Decision variables are quantities over which you have control; for example, the amount of a product to make, the number of dollars to allocate among different investments, or which projects to select from among a limited set. As an example, portfolio optimization analysis includes a go or no-go decision on particular projects. In addition, the dollar or percentage budget allocation across multiple projects also can be structured as decision variables.
Constraints describe relationships among decision variables that restrict the values of the decision variables. For example, a constraint might ensure that the total amount of money allocated among various investments cannot exceed a specified amount or, at most, one project from a certain group can be selected, budget constraints, timing restrictions, minimum returns, or risk tolerance levels.
Objectives give a mathematical representation of the model’s desired outcome, such as maximizing profit or minimizing cost, in terms of the decision variables. In financial analysis, for example, the objective may be to maximize returns while minimizing risks (maximizing the Sharpe’s ratio or returns-to-risk ratio).
Conceptually, an optimization model might look like Figure 16.4.
Figure 16.4: Visualizing Optimization I
The solution to an optimization model provides a set of values for the decision variables that optimizes (maximizes or minimizes) the associated objective. If the real business conditions were simple and if the future were predictable, all data in an optimization model would be constant, making the model deterministic.
In many cases, however, a deterministic optimization model cannot capture all the relevant intricacies of a practical decision-making environment. When a model’s data are uncertain and can only be described probabilistically, the objective will have some probability distribution for any chosen set of decision variables. You can find this probability distribution by simulating the model using Risk Simulator. An optimization model under uncertainty has several additional elements, including assumptions and forecasts.

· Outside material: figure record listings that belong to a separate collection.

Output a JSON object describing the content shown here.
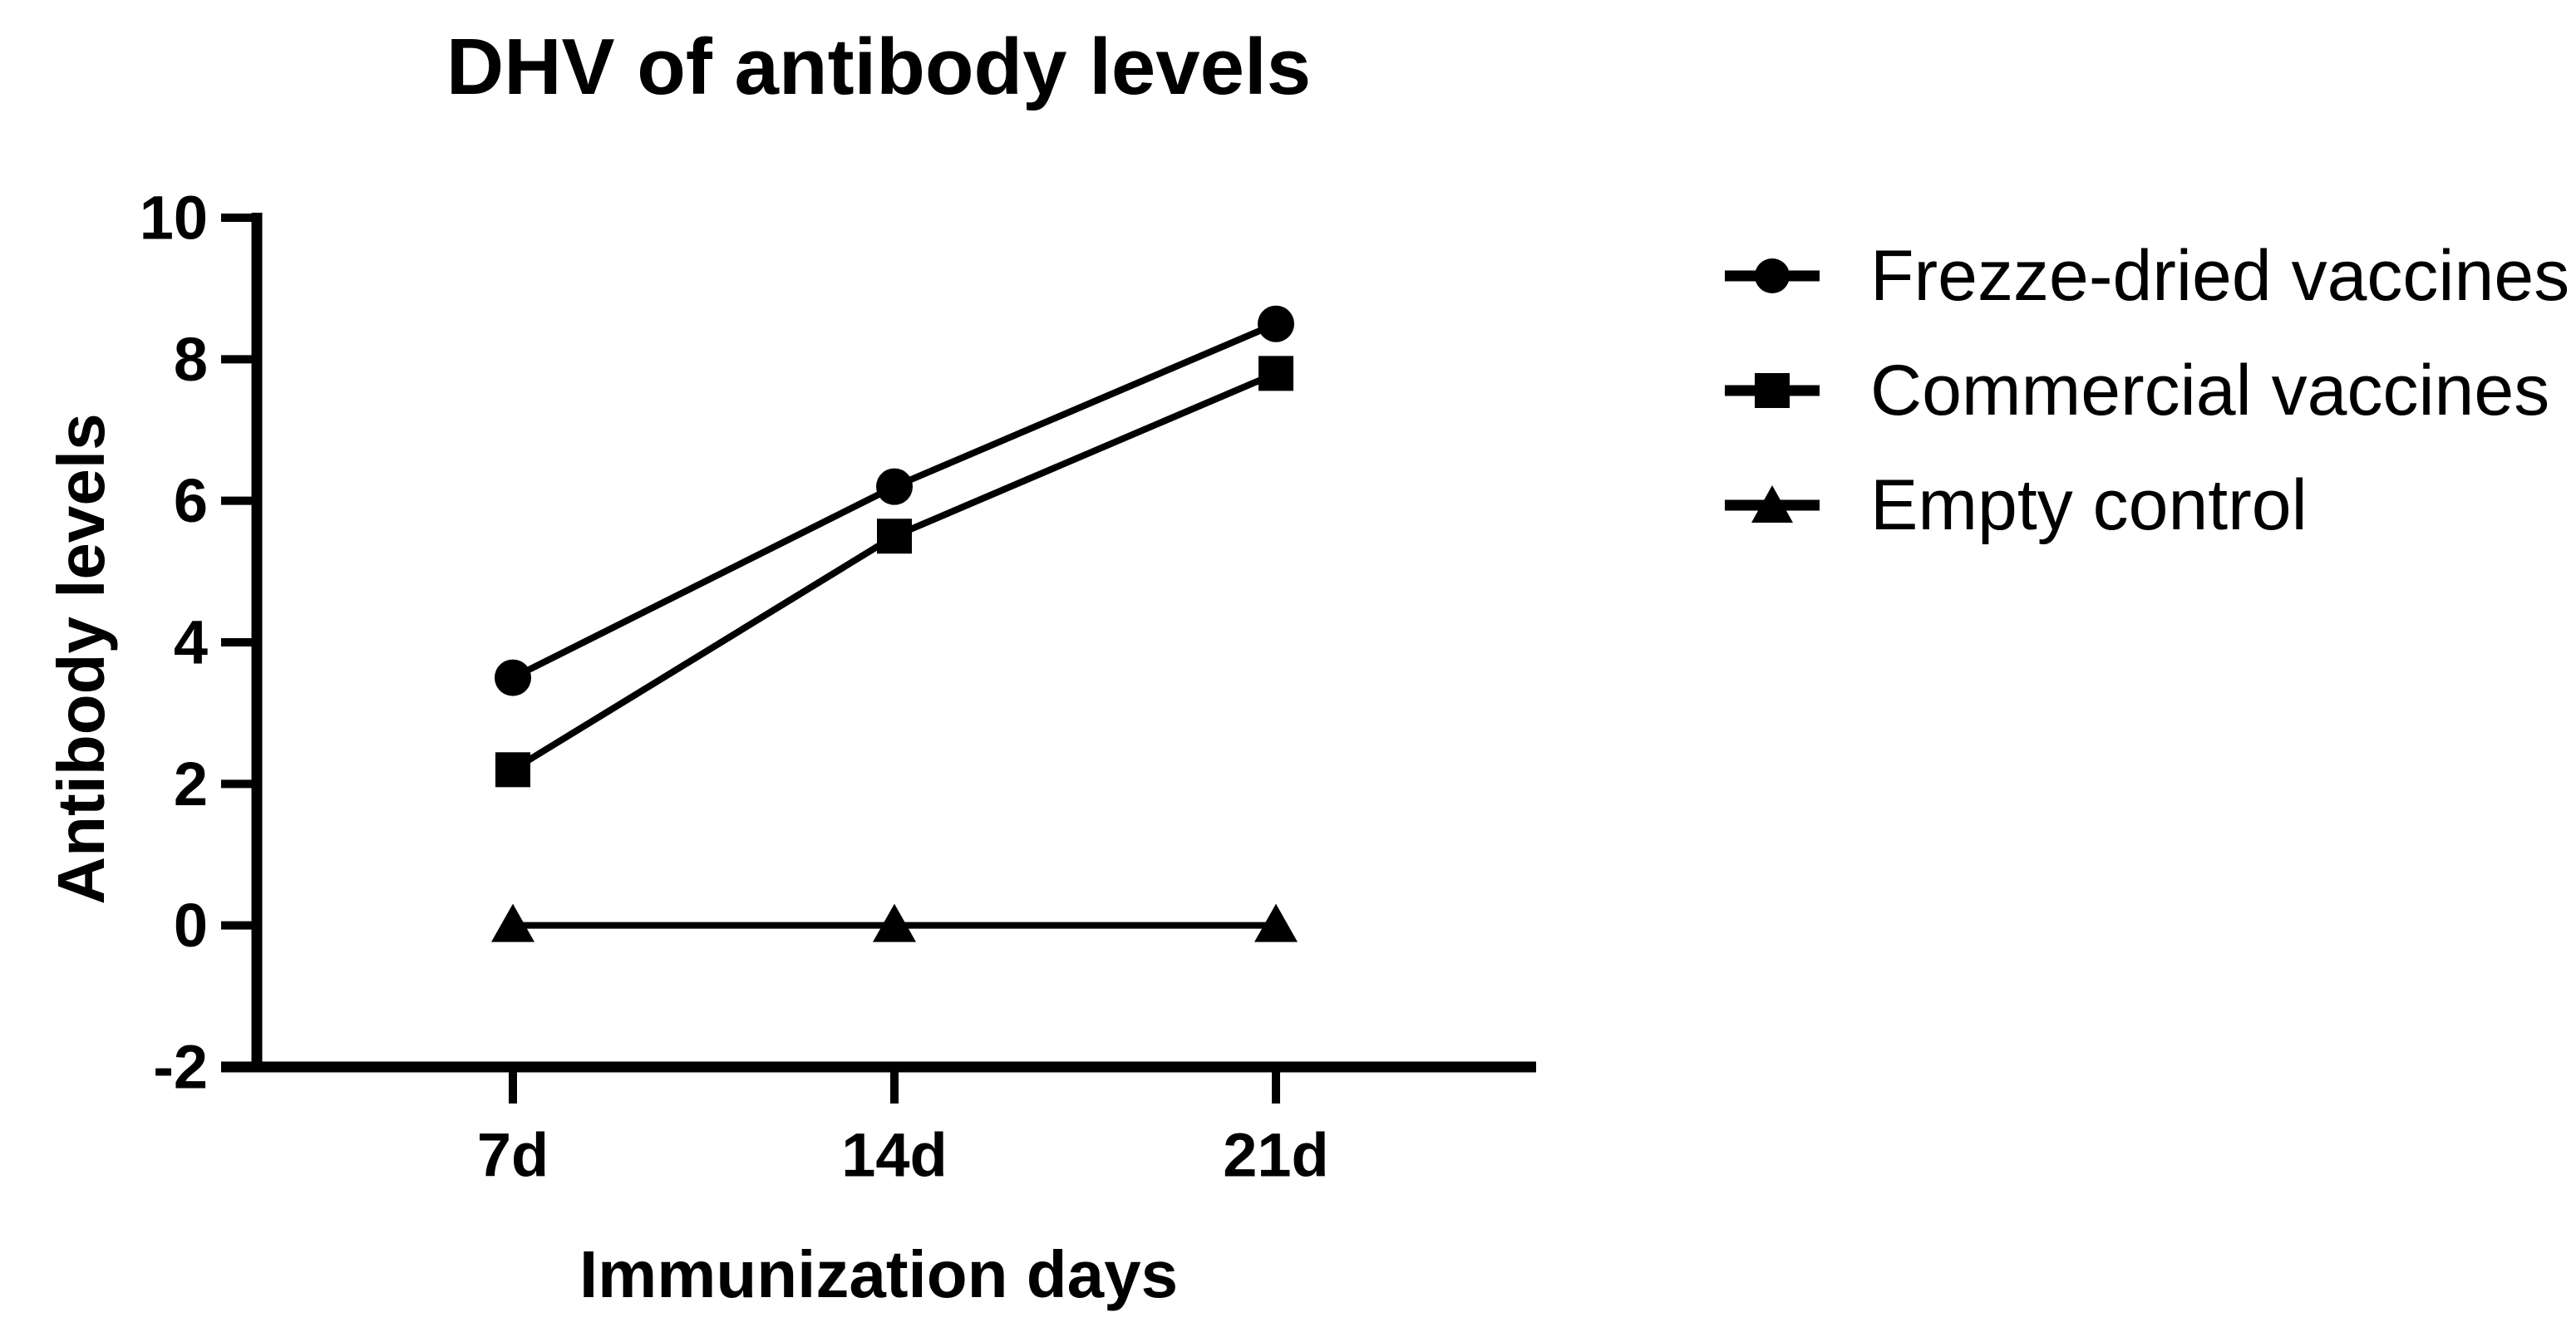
{
  "chart_data": {
    "type": "line",
    "title": "DHV of antibody levels",
    "xlabel": "Immunization days",
    "ylabel": "Antibody levels",
    "categories": [
      "7d",
      "14d",
      "21d"
    ],
    "series": [
      {
        "name": "Frezze-dried vaccines",
        "marker": "circle",
        "color": "#000000",
        "values": [
          3.5,
          6.2,
          8.5
        ]
      },
      {
        "name": "Commercial vaccines",
        "marker": "square",
        "color": "#000000",
        "values": [
          2.2,
          5.5,
          7.8
        ]
      },
      {
        "name": "Empty control",
        "marker": "triangle",
        "color": "#000000",
        "values": [
          0,
          0,
          0
        ]
      }
    ],
    "ylim": [
      -2,
      10
    ],
    "yticks": [
      10,
      8,
      6,
      4,
      2,
      0,
      -2
    ],
    "grid": false,
    "legend_position": "right",
    "colors": {
      "foreground": "#000000",
      "background": "#ffffff"
    }
  }
}
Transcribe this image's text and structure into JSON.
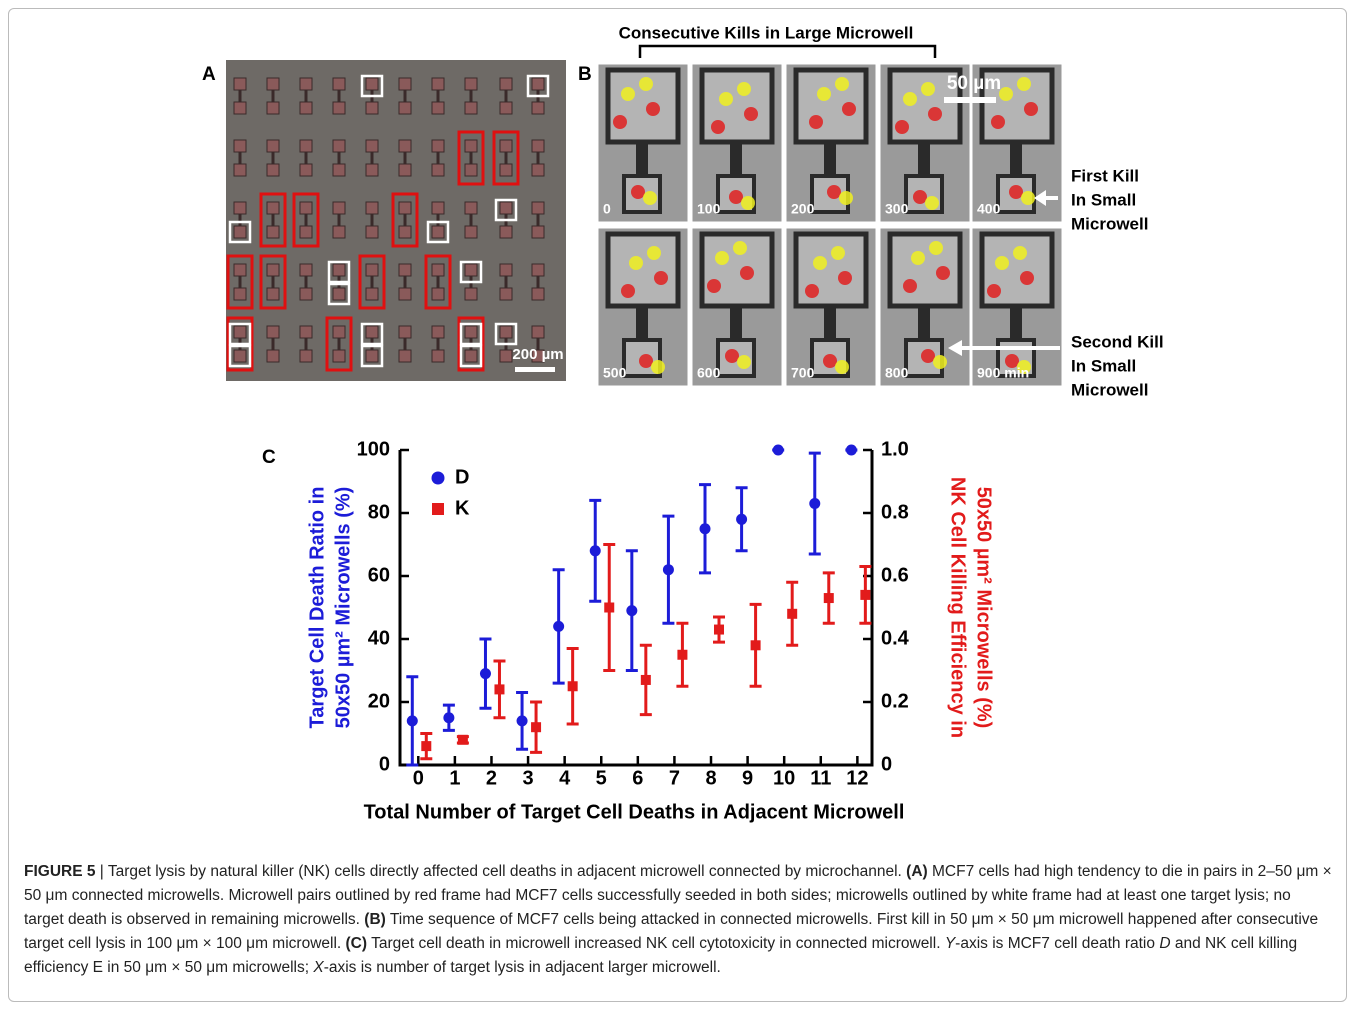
{
  "panel_a": {
    "label": "A",
    "scale_bar": "200 µm"
  },
  "panel_b": {
    "label": "B",
    "title": "Consecutive Kills in Large Microwell",
    "scale_bar": "50 µm",
    "times": [
      "0",
      "100",
      "200",
      "300",
      "400",
      "500",
      "600",
      "700",
      "800",
      "900 min"
    ],
    "annotations": [
      [
        "First Kill",
        "In Small",
        "Microwell"
      ],
      [
        "Second Kill",
        "In Small",
        "Microwell"
      ]
    ]
  },
  "chart_data": {
    "type": "errorbar",
    "label": "C",
    "x": [
      0,
      1,
      2,
      3,
      4,
      5,
      6,
      7,
      8,
      9,
      10,
      11,
      12
    ],
    "series": [
      {
        "name": "D",
        "color": "#1c1cd8",
        "marker": "circle",
        "values": [
          14,
          15,
          29,
          14,
          44,
          68,
          49,
          62,
          75,
          78,
          100,
          83,
          100
        ],
        "errors": [
          14,
          4,
          11,
          9,
          18,
          16,
          19,
          17,
          14,
          10,
          0,
          16,
          0
        ]
      },
      {
        "name": "K",
        "color": "#e21b1b",
        "marker": "square",
        "axis": "y2",
        "values": [
          0.06,
          0.08,
          0.24,
          0.12,
          0.25,
          0.5,
          0.27,
          0.35,
          0.43,
          0.38,
          0.48,
          0.53,
          0.54
        ],
        "errors": [
          0.04,
          0.01,
          0.09,
          0.08,
          0.12,
          0.2,
          0.11,
          0.1,
          0.04,
          0.13,
          0.1,
          0.08,
          0.09
        ]
      }
    ],
    "xlim": [
      -0.5,
      12.4
    ],
    "xticks": [
      0,
      1,
      2,
      3,
      4,
      5,
      6,
      7,
      8,
      9,
      10,
      11,
      12
    ],
    "ylim": [
      0,
      100
    ],
    "yticks": [
      0,
      20,
      40,
      60,
      80,
      100
    ],
    "y2lim": [
      0,
      1
    ],
    "y2ticks": [
      0,
      0.2,
      0.4,
      0.6,
      0.8,
      {
        "value": 1,
        "label": "1.0"
      }
    ],
    "xlabel": "Total Number of Target Cell Deaths in Adjacent Microwell",
    "ylabel": [
      "Target Cell Death Ratio in",
      "50x50 µm² Microwells (%)"
    ],
    "y2label": [
      "NK Cell Killing Efficiency in",
      "50x50 µm² Microwells (%)"
    ],
    "legend": "upper left"
  },
  "caption": [
    {
      "text": "FIGURE 5",
      "bold": true
    },
    {
      "text": " | Target lysis by natural killer (NK) cells directly affected cell deaths in adjacent microwell connected by microchannel. "
    },
    {
      "text": "(A)",
      "bold": true
    },
    {
      "text": " MCF7 cells had high tendency to die in pairs in 2–50 μm × 50 μm connected microwells. Microwell pairs outlined by red frame had MCF7 cells successfully seeded in both sides; microwells outlined by white frame had at least one target lysis; no target death is observed in remaining microwells. "
    },
    {
      "text": "(B)",
      "bold": true
    },
    {
      "text": " Time sequence of MCF7 cells being attacked in connected microwells. First kill in 50 μm × 50 μm microwell happened after consecutive target cell lysis in 100 μm × 100 μm microwell. "
    },
    {
      "text": "(C)",
      "bold": true
    },
    {
      "text": " Target cell death in microwell increased NK cell cytotoxicity in connected microwell. "
    },
    {
      "text": "Y",
      "italic": true
    },
    {
      "text": "-axis is MCF7 cell death ratio "
    },
    {
      "text": "D",
      "italic": true
    },
    {
      "text": " and NK cell killing efficiency E in 50 μm × 50 μm microwells; "
    },
    {
      "text": "X",
      "italic": true
    },
    {
      "text": "-axis is number of target lysis in adjacent larger microwell."
    }
  ]
}
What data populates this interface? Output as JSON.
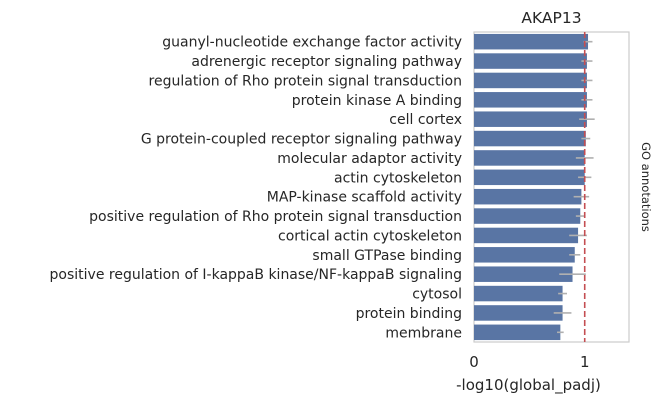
{
  "chart_data": {
    "type": "bar",
    "orientation": "horizontal",
    "title": "AKAP13",
    "xlabel": "-log10(global_padj)",
    "side_label": "GO annotations",
    "xlim": [
      0,
      1.4
    ],
    "xticks": [
      "0",
      "1"
    ],
    "reference_line": {
      "x": 1.0,
      "style": "dashed",
      "color": "#c44e52"
    },
    "bar_color": "#5975a4",
    "errorbar_color": "#b0b0b0",
    "grid": false,
    "categories": [
      "guanyl-nucleotide exchange factor activity",
      "adrenergic receptor signaling pathway",
      "regulation of Rho protein signal transduction",
      "protein kinase A binding",
      "cell cortex",
      "G protein-coupled receptor signaling pathway",
      "molecular adaptor activity",
      "actin cytoskeleton",
      "MAP-kinase scaffold activity",
      "positive regulation of Rho protein signal transduction",
      "cortical actin cytoskeleton",
      "small GTPase binding",
      "positive regulation of I-kappaB kinase/NF-kappaB signaling",
      "cytosol",
      "protein binding",
      "membrane"
    ],
    "values": [
      1.03,
      1.02,
      1.02,
      1.02,
      1.02,
      1.01,
      1.0,
      1.0,
      0.97,
      0.96,
      0.94,
      0.91,
      0.89,
      0.8,
      0.8,
      0.78
    ],
    "errors": [
      0.04,
      0.05,
      0.05,
      0.05,
      0.07,
      0.04,
      0.08,
      0.06,
      0.07,
      0.04,
      0.08,
      0.05,
      0.12,
      0.04,
      0.08,
      0.03
    ]
  }
}
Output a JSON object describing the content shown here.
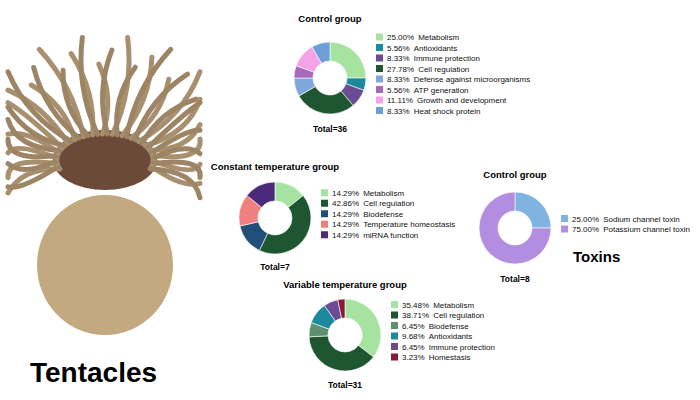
{
  "figure": {
    "label": "Tentacles"
  },
  "chart_data": [
    {
      "type": "donut",
      "title": "Control group",
      "categories": [
        "Metabolism",
        "Antioxidants",
        "Immune protection",
        "Cell regulation",
        "Defense against microorganisms",
        "ATP generation",
        "Growth and development",
        "Heat shock protein"
      ],
      "values": [
        25.0,
        5.56,
        8.33,
        27.78,
        8.33,
        5.56,
        11.11,
        8.33
      ],
      "value_labels": [
        "25.00%",
        "5.56%",
        "8.33%",
        "27.78%",
        "8.33%",
        "5.56%",
        "11.11%",
        "8.33%"
      ],
      "colors": [
        "#a6e3a1",
        "#1b8a9c",
        "#6a4c93",
        "#1e5631",
        "#7fa7d9",
        "#a569bd",
        "#f5a3e6",
        "#6d9ed6"
      ],
      "legend": "right",
      "annotation": "Total=36"
    },
    {
      "type": "donut",
      "title": "Constant temperature group",
      "categories": [
        "Metabolism",
        "Cell regulation",
        "Biodefense",
        "Temperature homeostasis",
        "miRNA function"
      ],
      "values": [
        14.29,
        42.86,
        14.29,
        14.29,
        14.29
      ],
      "value_labels": [
        "14.29%",
        "42.86%",
        "14.29%",
        "14.29%",
        "14.29%"
      ],
      "colors": [
        "#a6e3a1",
        "#1e5631",
        "#1f4e79",
        "#f08080",
        "#4b2a7b"
      ],
      "legend": "right",
      "annotation": "Total=7"
    },
    {
      "type": "donut",
      "title": "Control group",
      "subtitle": "Toxins",
      "categories": [
        "Sodium channel toxin",
        "Potassium channel toxin"
      ],
      "values": [
        25.0,
        75.0
      ],
      "value_labels": [
        "25.00%",
        "75.00%"
      ],
      "colors": [
        "#7fb3e0",
        "#b38ee0"
      ],
      "legend": "right",
      "annotation": "Total=8"
    },
    {
      "type": "donut",
      "title": "Variable temperature group",
      "categories": [
        "Metabolism",
        "Cell regulation",
        "Biodefense",
        "Antioxidants",
        "Immune protection",
        "Homestasis"
      ],
      "values": [
        35.48,
        38.71,
        6.45,
        9.68,
        6.45,
        3.23
      ],
      "value_labels": [
        "35.48%",
        "38.71%",
        "6.45%",
        "9.68%",
        "6.45%",
        "3.23%"
      ],
      "colors": [
        "#a6e3a1",
        "#1e5631",
        "#5e8f6e",
        "#1b8a9c",
        "#6a4c93",
        "#8b1a3a"
      ],
      "legend": "right",
      "annotation": "Total=31"
    }
  ]
}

Assumptions capture the uncertainty of model data using probability distributions, whereas forecasts are the frequency distributions of possible results for the model. Forecast statistics are summary values of a forecast distribution, such as the mean, standard deviation, and variance. The optimization process (Figure 16.5) controls the optimization by maximizing or minimizing the objective.
Figure 16.5: Visualizing Optimization II
Each optimization model has one objective, a variable that mathematically represents the model’s objective in terms of the assumption and decision variables. Optimization’s job is to find the optimal (minimum or maximum) value of the objective by selecting and improving different values for the decision variables. When model data are uncertain and can only be described using probability distributions, the objective itself will have some probability distribution for any set of decision variables.